Stocks fall leading up to tomorrow’s non-farm payrolls report. The S&P500 fell 0.1% to 2,099 while the Dow Jones lost 0.02% to 17,863. Equities have traded slightly downwards over the past two days as investors begin to expect that the Fed will raise interest rates in December, and are cautiously positioning themselves ahead of important data tomorrow. In the UK the Bank of England came across as unusually dovish and left interest rates unchanged. The BoE along with the Fed who are on course to raise interest rates in the near future. The BoE went so far as to say that a rate rise won’t be necessary to control inflation until the spring of 2017. This announcement out of the UK sent down yields and the British pound The pound fell 1.1% against the dollar to $1.5214 and 1.3% against the euro. The announcement puts the initial rate rise out of the time frame for the first quarter of 2016. This continues the trend of monetary policy divergence that has come back into play over the past month. In general the dollar rose 0.1% today against peers with the dollar index closing at 98.01. The euro finished at $1.0975. The US two year yield was flat on the day at 0.84% and the ten year yield rose to 2.25% as spreads between comparable German bunds widen to notable highs.
Spreads between German and US bonds are increasing to the widest levels since 2006. The yield between the two year US Treasury and German counterpart is now as large as 117 basis points with the two year yield touching as high as 0.85% today. As the Federal Reserve comes closer to raising interest rates in December this is an upward pressure on US short term yields. In contrast in Europe expected monetary easing out from the ECB will put downward pressure on European yields. This story is also reflected in currency markets where the euro has fallen from $1.15 to $1.09 over the past month when the two year spread was only 80 basis points.
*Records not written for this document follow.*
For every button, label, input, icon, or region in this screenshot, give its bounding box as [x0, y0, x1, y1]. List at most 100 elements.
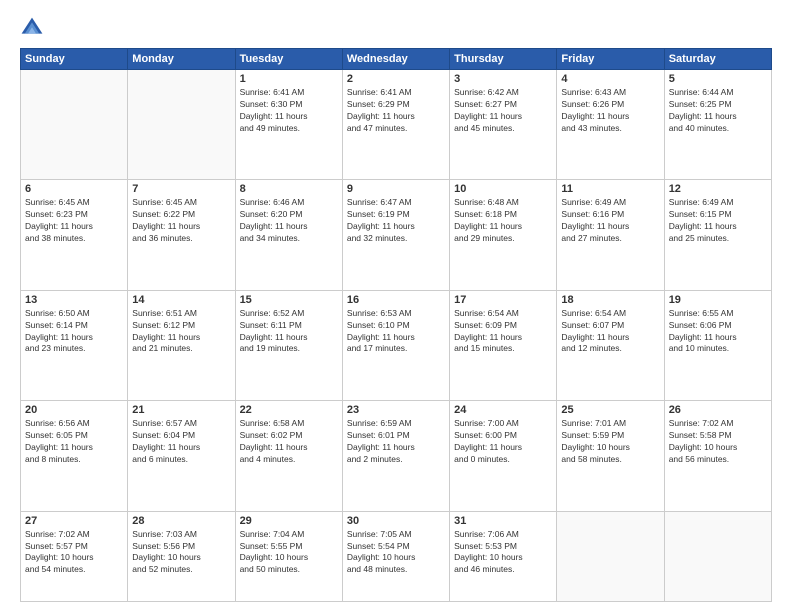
cell-detail: Sunrise: 7:03 AM Sunset: 5:56 PM Dayligh…	[132, 529, 230, 577]
day-number: 2	[347, 73, 445, 85]
cell-detail: Sunrise: 6:50 AM Sunset: 6:14 PM Dayligh…	[25, 308, 123, 356]
weekday-header-wednesday: Wednesday	[342, 49, 449, 70]
cell-detail: Sunrise: 6:51 AM Sunset: 6:12 PM Dayligh…	[132, 308, 230, 356]
day-number: 3	[454, 73, 552, 85]
calendar-cell: 30 Sunrise: 7:05 AM Sunset: 5:54 PM Dayli…	[342, 511, 449, 601]
weekday-header-monday: Monday	[128, 49, 235, 70]
day-number: 23	[347, 404, 445, 416]
calendar-cell: 2 Sunrise: 6:41 AM Sunset: 6:29 PM Daylig…	[342, 70, 449, 180]
cell-detail: Sunrise: 6:56 AM Sunset: 6:05 PM Dayligh…	[25, 418, 123, 466]
day-number: 20	[25, 404, 123, 416]
calendar-cell: 13 Sunrise: 6:50 AM Sunset: 6:14 PM Dayli…	[21, 290, 128, 400]
cell-detail: Sunrise: 6:52 AM Sunset: 6:11 PM Dayligh…	[240, 308, 338, 356]
weekday-header-sunday: Sunday	[21, 49, 128, 70]
logo	[20, 16, 46, 40]
cell-detail: Sunrise: 6:44 AM Sunset: 6:25 PM Dayligh…	[669, 87, 767, 135]
calendar-cell: 14 Sunrise: 6:51 AM Sunset: 6:12 PM Dayli…	[128, 290, 235, 400]
calendar-cell: 10 Sunrise: 6:48 AM Sunset: 6:18 PM Dayli…	[450, 180, 557, 290]
day-number: 11	[561, 183, 659, 195]
day-number: 4	[561, 73, 659, 85]
calendar-cell	[128, 70, 235, 180]
day-number: 8	[240, 183, 338, 195]
cell-detail: Sunrise: 7:06 AM Sunset: 5:53 PM Dayligh…	[454, 529, 552, 577]
cell-detail: Sunrise: 7:04 AM Sunset: 5:55 PM Dayligh…	[240, 529, 338, 577]
calendar-cell: 9 Sunrise: 6:47 AM Sunset: 6:19 PM Daylig…	[342, 180, 449, 290]
cell-detail: Sunrise: 6:58 AM Sunset: 6:02 PM Dayligh…	[240, 418, 338, 466]
weekday-header-tuesday: Tuesday	[235, 49, 342, 70]
day-number: 12	[669, 183, 767, 195]
day-number: 27	[25, 515, 123, 527]
cell-detail: Sunrise: 6:46 AM Sunset: 6:20 PM Dayligh…	[240, 197, 338, 245]
calendar-cell: 26Sunrise: 7:02 AM Sunset: 5:58 PM Dayli…	[664, 401, 771, 511]
day-number: 28	[132, 515, 230, 527]
calendar-cell: 28 Sunrise: 7:03 AM Sunset: 5:56 PM Dayli…	[128, 511, 235, 601]
cell-detail: Sunrise: 6:48 AM Sunset: 6:18 PM Dayligh…	[454, 197, 552, 245]
cell-detail: Sunrise: 7:02 AM Sunset: 5:57 PM Dayligh…	[25, 529, 123, 577]
calendar-table: SundayMondayTuesdayWednesdayThursdayFrid…	[20, 48, 772, 602]
calendar-cell: 31 Sunrise: 7:06 AM Sunset: 5:53 PM Dayli…	[450, 511, 557, 601]
calendar-cell	[664, 511, 771, 601]
calendar-cell: 6Sunrise: 6:45 AM Sunset: 6:23 PM Daylig…	[21, 180, 128, 290]
cell-detail: Sunrise: 6:41 AM Sunset: 6:29 PM Dayligh…	[347, 87, 445, 135]
weekday-header-thursday: Thursday	[450, 49, 557, 70]
calendar-cell: 20 Sunrise: 6:56 AM Sunset: 6:05 PM Dayli…	[21, 401, 128, 511]
calendar-cell: 12 Sunrise: 6:49 AM Sunset: 6:15 PM Dayli…	[664, 180, 771, 290]
cell-detail: Sunrise: 6:45 AM Sunset: 6:23 PM Dayligh…	[25, 197, 123, 245]
day-number: 21	[132, 404, 230, 416]
day-number: 17	[454, 294, 552, 306]
day-number: 25	[561, 404, 659, 416]
cell-detail: Sunrise: 6:47 AM Sunset: 6:19 PM Dayligh…	[347, 197, 445, 245]
calendar-cell: 27 Sunrise: 7:02 AM Sunset: 5:57 PM Dayli…	[21, 511, 128, 601]
day-number: 1	[240, 73, 338, 85]
calendar-cell: 5Sunrise: 6:44 AM Sunset: 6:25 PM Daylig…	[664, 70, 771, 180]
day-number: 9	[347, 183, 445, 195]
cell-detail: Sunrise: 6:53 AM Sunset: 6:10 PM Dayligh…	[347, 308, 445, 356]
cell-detail: Sunrise: 6:59 AM Sunset: 6:01 PM Dayligh…	[347, 418, 445, 466]
calendar-cell: 24 Sunrise: 7:00 AM Sunset: 6:00 PM Dayli…	[450, 401, 557, 511]
cell-detail: Sunrise: 7:01 AM Sunset: 5:59 PM Dayligh…	[561, 418, 659, 466]
calendar-cell: 11Sunrise: 6:49 AM Sunset: 6:16 PM Dayli…	[557, 180, 664, 290]
calendar-cell: 17 Sunrise: 6:54 AM Sunset: 6:09 PM Dayli…	[450, 290, 557, 400]
cell-detail: Sunrise: 6:41 AM Sunset: 6:30 PM Dayligh…	[240, 87, 338, 135]
day-number: 16	[347, 294, 445, 306]
calendar-cell: 23 Sunrise: 6:59 AM Sunset: 6:01 PM Dayli…	[342, 401, 449, 511]
calendar-cell: 15 Sunrise: 6:52 AM Sunset: 6:11 PM Dayli…	[235, 290, 342, 400]
day-number: 10	[454, 183, 552, 195]
calendar-cell: 29 Sunrise: 7:04 AM Sunset: 5:55 PM Dayli…	[235, 511, 342, 601]
calendar-cell: 16 Sunrise: 6:53 AM Sunset: 6:10 PM Dayli…	[342, 290, 449, 400]
day-number: 22	[240, 404, 338, 416]
cell-detail: Sunrise: 6:43 AM Sunset: 6:26 PM Dayligh…	[561, 87, 659, 135]
logo-icon	[20, 16, 44, 40]
page: SundayMondayTuesdayWednesdayThursdayFrid…	[0, 0, 792, 612]
cell-detail: Sunrise: 6:42 AM Sunset: 6:27 PM Dayligh…	[454, 87, 552, 135]
calendar-cell: 18Sunrise: 6:54 AM Sunset: 6:07 PM Dayli…	[557, 290, 664, 400]
cell-detail: Sunrise: 7:00 AM Sunset: 6:00 PM Dayligh…	[454, 418, 552, 466]
day-number: 14	[132, 294, 230, 306]
calendar-cell	[557, 511, 664, 601]
cell-detail: Sunrise: 6:49 AM Sunset: 6:15 PM Dayligh…	[669, 197, 767, 245]
weekday-header-saturday: Saturday	[664, 49, 771, 70]
day-number: 19	[669, 294, 767, 306]
day-number: 24	[454, 404, 552, 416]
calendar-cell: 1 Sunrise: 6:41 AM Sunset: 6:30 PM Daylig…	[235, 70, 342, 180]
cell-detail: Sunrise: 6:57 AM Sunset: 6:04 PM Dayligh…	[132, 418, 230, 466]
day-number: 15	[240, 294, 338, 306]
day-number: 29	[240, 515, 338, 527]
cell-detail: Sunrise: 7:05 AM Sunset: 5:54 PM Dayligh…	[347, 529, 445, 577]
calendar-cell: 3 Sunrise: 6:42 AM Sunset: 6:27 PM Daylig…	[450, 70, 557, 180]
cell-detail: Sunrise: 6:54 AM Sunset: 6:09 PM Dayligh…	[454, 308, 552, 356]
calendar-cell: 22 Sunrise: 6:58 AM Sunset: 6:02 PM Dayli…	[235, 401, 342, 511]
calendar-cell: 21 Sunrise: 6:57 AM Sunset: 6:04 PM Dayli…	[128, 401, 235, 511]
calendar-cell: 8 Sunrise: 6:46 AM Sunset: 6:20 PM Daylig…	[235, 180, 342, 290]
day-number: 13	[25, 294, 123, 306]
day-number: 31	[454, 515, 552, 527]
day-number: 7	[132, 183, 230, 195]
day-number: 30	[347, 515, 445, 527]
calendar-cell: 4 Sunrise: 6:43 AM Sunset: 6:26 PM Daylig…	[557, 70, 664, 180]
calendar-cell	[21, 70, 128, 180]
day-number: 18	[561, 294, 659, 306]
cell-detail: Sunrise: 6:45 AM Sunset: 6:22 PM Dayligh…	[132, 197, 230, 245]
calendar-cell: 19Sunrise: 6:55 AM Sunset: 6:06 PM Dayli…	[664, 290, 771, 400]
weekday-header-friday: Friday	[557, 49, 664, 70]
day-number: 26	[669, 404, 767, 416]
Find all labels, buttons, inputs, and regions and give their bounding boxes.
Up until today the Bank of England had been communicating forward guidance very similar to the Fed, expecting to raise interest rates in the near future with the expectation that interest rates would rise. This expectation had supported the pound year to date against the US dollar. However today the Bank of England revised its inflation outlook and now that inflation will not reach its target until 2017. This revised outlook sent the pound down more than 1% against the US dollar. The emerging market slowdown and the expectation that international growth rates will slow over the next year are the two main factors that the BoE expects to weigh on inflation. Low interest rates will continue to promote household and corporate spending which will hopefully bring inflation to the 2% target a little later than expected. The BoE said that it will not start to unwind its balance sheet until the benchmark rate had been raised to 2%.
The municipal bond market has proved resilient this year in spite of broader fixed income weakness. According to Barclays munis have returned 2% this year so far, on top of a 9% total return in 2014. By comparison Treasuries have returned around 1% and investment grade bonds are roughly flat. So far year to date muni mutual funds have experienced $2bn in inflows. Typically municipal debt performs well relative to other sectors in rising rate environments as the finances of states and cities tend to improve along with the general US economy.
One threat to the muni bond index performance is Puerto Rico, which is facing a $72bn dollar debt burden and a small likelihood of paying it back entirely. Prepa (Puerto Rico Electric Power Authority) today reached a deal with creditors to restructure its $8.2bn debt pile. Creditors accepted an effective 15% haircut and have the option exchange existing bonds for new bonds that carry an investment grade rating. The two options are to swap bonds for new bonds that pay 4-4.75% interest with no principal for five years. Another option is to exchange for bonds that accrue interest of 4.5-5.5% but do not make payments for five years. The White House has proposed that Puerto Rico receive access to bankruptcy courts and a financial control board to help restore fiscal stability.